A team of researchers from Microsoft has introduced the largest 1-bit generative AI model to date, called BitNet b1.58 2B4T, which is already available for free use under the MIT license. Unlike standard solutions, this model can even run on regular processors, including Apple M2 chips, opening up new possibilities for users with minimal hardware resources.
BitNet b1.58 2B4T uses a unique compression approach, storing parameters as only three values — minus one, zero, and one. This structure allows the model to remain extremely efficient in terms of memory and speed, outperforming traditional models of similar size. Training this model required a massive amount of data — four trillion tokens, which is roughly equivalent to thirty-three million books.

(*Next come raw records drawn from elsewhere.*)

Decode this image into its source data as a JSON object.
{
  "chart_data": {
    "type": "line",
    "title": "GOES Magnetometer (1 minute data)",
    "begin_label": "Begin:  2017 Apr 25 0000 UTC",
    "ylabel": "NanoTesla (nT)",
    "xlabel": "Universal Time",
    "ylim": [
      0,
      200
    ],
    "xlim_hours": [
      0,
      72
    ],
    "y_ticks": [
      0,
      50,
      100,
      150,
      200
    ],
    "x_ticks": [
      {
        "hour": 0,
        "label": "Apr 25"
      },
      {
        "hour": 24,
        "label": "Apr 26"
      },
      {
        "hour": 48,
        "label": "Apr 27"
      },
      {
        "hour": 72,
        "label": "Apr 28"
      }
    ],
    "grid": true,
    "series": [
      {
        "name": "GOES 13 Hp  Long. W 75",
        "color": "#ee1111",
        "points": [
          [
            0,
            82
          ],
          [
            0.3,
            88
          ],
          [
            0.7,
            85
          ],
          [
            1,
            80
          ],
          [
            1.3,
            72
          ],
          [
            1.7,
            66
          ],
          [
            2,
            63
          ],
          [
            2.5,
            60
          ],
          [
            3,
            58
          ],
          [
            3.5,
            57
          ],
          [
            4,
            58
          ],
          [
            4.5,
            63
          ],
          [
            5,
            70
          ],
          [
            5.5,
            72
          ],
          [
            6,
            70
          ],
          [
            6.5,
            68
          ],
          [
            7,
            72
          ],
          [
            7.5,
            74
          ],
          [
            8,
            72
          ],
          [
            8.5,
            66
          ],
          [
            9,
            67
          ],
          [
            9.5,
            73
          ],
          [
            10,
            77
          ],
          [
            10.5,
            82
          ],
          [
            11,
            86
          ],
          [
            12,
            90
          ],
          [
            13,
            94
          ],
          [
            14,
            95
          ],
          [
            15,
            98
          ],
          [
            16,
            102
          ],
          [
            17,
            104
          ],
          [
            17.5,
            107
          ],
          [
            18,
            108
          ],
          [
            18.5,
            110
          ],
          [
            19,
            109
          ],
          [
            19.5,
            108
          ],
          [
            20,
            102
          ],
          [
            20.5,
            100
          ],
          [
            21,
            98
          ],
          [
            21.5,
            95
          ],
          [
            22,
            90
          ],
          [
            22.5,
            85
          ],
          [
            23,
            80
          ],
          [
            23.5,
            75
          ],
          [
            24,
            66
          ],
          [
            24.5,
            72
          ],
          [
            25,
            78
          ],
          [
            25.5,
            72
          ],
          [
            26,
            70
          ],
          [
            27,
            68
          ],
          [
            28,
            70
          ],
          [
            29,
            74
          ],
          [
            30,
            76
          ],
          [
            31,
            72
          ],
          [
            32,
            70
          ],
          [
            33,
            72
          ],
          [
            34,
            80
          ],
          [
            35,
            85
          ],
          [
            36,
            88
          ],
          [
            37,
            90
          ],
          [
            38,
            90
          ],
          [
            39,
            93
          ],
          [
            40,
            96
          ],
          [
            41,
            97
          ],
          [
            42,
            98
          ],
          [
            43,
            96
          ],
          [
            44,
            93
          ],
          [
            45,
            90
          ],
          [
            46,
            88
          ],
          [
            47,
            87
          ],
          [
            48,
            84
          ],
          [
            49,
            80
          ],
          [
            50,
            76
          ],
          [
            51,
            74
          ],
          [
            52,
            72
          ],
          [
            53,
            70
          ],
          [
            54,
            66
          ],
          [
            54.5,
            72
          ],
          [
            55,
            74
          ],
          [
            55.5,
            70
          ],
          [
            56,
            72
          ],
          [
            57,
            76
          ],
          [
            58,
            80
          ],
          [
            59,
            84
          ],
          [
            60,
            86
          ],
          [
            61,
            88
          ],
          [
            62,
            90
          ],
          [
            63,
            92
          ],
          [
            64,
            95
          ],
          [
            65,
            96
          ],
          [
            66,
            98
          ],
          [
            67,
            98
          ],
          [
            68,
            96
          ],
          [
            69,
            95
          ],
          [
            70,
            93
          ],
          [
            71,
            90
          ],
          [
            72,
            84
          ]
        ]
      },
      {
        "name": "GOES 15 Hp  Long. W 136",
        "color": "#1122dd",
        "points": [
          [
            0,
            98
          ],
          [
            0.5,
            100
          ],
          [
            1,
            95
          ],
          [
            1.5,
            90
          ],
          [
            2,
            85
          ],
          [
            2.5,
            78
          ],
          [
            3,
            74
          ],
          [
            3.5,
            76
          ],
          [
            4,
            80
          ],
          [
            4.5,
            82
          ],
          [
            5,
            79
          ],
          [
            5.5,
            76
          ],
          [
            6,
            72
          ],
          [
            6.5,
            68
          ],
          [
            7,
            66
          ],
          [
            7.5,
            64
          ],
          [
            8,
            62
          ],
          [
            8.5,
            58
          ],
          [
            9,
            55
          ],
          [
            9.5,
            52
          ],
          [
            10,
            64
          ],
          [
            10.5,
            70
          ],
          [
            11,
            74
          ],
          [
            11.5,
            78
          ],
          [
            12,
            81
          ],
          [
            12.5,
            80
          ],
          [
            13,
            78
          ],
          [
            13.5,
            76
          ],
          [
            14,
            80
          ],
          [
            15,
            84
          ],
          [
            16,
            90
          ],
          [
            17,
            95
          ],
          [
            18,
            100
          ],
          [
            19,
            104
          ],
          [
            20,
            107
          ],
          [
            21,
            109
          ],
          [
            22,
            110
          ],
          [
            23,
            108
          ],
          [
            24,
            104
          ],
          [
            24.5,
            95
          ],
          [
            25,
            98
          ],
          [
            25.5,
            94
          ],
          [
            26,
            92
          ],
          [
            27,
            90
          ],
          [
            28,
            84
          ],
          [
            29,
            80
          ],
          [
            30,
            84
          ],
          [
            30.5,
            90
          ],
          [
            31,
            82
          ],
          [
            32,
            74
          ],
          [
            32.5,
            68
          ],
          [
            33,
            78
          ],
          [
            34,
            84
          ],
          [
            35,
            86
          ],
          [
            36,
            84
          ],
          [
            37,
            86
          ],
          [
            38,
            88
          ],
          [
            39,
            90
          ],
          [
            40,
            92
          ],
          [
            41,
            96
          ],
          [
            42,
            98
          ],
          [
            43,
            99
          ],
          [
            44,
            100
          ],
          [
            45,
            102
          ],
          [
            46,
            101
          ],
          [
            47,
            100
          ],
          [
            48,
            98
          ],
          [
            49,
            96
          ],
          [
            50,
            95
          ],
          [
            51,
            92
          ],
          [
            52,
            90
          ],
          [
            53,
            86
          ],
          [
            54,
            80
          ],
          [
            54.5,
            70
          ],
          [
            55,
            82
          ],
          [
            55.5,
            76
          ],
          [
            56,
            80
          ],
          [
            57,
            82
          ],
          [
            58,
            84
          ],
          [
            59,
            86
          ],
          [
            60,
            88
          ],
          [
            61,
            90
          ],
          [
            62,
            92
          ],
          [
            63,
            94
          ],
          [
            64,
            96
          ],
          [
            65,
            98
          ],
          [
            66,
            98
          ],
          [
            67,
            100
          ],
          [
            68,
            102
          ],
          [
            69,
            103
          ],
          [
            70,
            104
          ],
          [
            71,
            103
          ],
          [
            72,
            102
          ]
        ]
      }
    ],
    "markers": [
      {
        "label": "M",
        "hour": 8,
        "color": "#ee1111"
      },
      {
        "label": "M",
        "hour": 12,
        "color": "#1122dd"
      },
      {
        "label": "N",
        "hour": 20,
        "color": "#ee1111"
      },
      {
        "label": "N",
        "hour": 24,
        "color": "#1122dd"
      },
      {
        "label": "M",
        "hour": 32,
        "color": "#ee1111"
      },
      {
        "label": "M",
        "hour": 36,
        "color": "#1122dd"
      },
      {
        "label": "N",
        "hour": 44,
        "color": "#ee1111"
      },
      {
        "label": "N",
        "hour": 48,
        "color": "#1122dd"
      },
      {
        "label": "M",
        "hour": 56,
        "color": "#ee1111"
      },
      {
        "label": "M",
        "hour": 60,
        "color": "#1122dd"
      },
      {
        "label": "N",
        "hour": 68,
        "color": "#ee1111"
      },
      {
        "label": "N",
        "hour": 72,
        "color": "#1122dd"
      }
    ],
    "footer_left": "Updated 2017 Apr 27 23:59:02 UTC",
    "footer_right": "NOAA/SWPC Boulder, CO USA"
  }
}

In tests, BitNet b1.58 2B4T outperformed competitors with a similar number of parameters, including Llama 3.2 1B from Meta, Gemma 3 1B from Google, and Qwen 2.5 1.5B from Alibaba. The model showed particularly impressive results in logical reasoning tasks and everyday math problems, and in terms of speed, it sometimes doubled the performance of similar solutions while using significantly less memory.
At the same time, achieving such results requires the use of a special Microsoft development — the bitnet.cpp framework, which currently supports only a limited range of hardware. Support for graphics processors, which dominate the AI field, is not yet available, limiting the model’s deployment across different platforms.